The attached image shows the pressure of air at the surface level at 12 UTC on August 11. One can see "(L) 998" is written in red around a circle near south-western Nepal. That’s a low pressure area—a kind of monsoon depression which came from the Bay of Bengal some days ago. It’s not that intense right now as compared to the previous few “monsoon depressions” which brought heavy rains in Central India but it will be moving closer to Nepal (due to the winds at the upper levels of troposphere) and will be strong enough to trigger heavy rains in a wide corridor along the Himalayas, which include Nepal, Bhutan, Arunachal Pradesh, Assam and Sikkim and moderate rains in the other states of north-east India. Rainfall is also expected in Bihar and surrounding states like Jharkhand, West Bengal and Chattisgarh due to this effect.

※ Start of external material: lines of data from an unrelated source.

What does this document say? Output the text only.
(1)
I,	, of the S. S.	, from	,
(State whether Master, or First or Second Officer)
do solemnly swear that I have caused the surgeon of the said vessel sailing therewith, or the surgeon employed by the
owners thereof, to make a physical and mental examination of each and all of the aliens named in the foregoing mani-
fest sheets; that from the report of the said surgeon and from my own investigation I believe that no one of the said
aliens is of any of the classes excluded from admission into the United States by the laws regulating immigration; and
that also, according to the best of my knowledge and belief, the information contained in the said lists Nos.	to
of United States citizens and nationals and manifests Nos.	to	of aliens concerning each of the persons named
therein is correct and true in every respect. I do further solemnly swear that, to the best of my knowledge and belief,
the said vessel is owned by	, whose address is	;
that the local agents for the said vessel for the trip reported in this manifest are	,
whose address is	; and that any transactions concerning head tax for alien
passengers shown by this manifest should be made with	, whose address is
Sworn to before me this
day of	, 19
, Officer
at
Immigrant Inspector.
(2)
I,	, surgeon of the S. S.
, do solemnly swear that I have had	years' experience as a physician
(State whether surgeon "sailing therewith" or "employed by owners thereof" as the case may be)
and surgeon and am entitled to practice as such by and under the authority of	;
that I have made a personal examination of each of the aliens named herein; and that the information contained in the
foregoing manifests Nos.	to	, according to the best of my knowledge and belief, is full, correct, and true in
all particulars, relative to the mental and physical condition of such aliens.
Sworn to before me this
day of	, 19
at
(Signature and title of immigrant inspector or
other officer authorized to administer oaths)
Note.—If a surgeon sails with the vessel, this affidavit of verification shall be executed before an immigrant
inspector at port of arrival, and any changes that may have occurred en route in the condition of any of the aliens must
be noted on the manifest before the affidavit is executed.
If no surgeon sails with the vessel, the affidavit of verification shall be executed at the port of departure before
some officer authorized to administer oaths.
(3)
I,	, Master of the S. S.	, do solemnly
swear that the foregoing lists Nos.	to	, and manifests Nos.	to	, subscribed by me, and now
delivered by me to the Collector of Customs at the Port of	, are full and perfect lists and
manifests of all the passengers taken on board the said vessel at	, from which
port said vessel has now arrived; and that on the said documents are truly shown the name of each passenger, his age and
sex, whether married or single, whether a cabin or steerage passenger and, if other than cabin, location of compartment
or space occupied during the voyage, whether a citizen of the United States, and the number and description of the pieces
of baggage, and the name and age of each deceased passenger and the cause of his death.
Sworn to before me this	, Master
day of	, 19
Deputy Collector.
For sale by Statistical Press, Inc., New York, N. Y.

Heavy rains are expected to commence from Wednesday, August 13 and continue till Saturday, August 16, which will also elevate the chances of landslides in the hilly areas of Nepal, Bhutan, Arunachal Pradesh, Assam and Sikkim. Hence, due to the rains, the water levels in these rivers in Nepal and India are expected to rise. As the rivers are already flowing close to the danger level, it’s likely that due to heavy rains water levels will rise further (above danger level at many places) and cause flooding in Bihar (apart from that in Nepal) in the areas close to these rivers, particularly in the Kosi basin. Some flooding is also likely in Assam in this period. The situation in Bihar will also depend on things like at what rate Nepal releases the dam water.

Precautions to be followed 
The situation must be carefully monitored by India and Nepal together. People living in the flood-prone areas of Bihar must follow some precautions:

1) Pay attention to alerts from local authorities and co-operate with them, especially if they ask people to evacuate on a short notice.

2) In case of evacuation plans, keep a stock of necessary items like drinking water, food, medicines and clothes. 

More tips from the American Red Cross: 

   When a flood or flash flood warning is issued for your area, head for higher ground and stay there.

• Stay away from floodwaters. If you come upon a flowing stream where water is above your ankles, stop, turn around and go another way. Six inches of swiftly moving water can sweep you off of your feet.

• If you come upon a flooded road while driving, turn around and go another way. If you are caught on a flooded road and waters are rising rapidly around you, get out of the car quickly and move to higher ground. Most cars can be swept away by less than two feet of moving water.

• Keep children out of the water. They are curious and often lack judgment about running water or contaminated water.

• Be especially cautious at night when it is harder to recognise flood danger.

Travellers in Sikkim, Arunachal Pradesh and Assam should look out for landslides and road disruptions.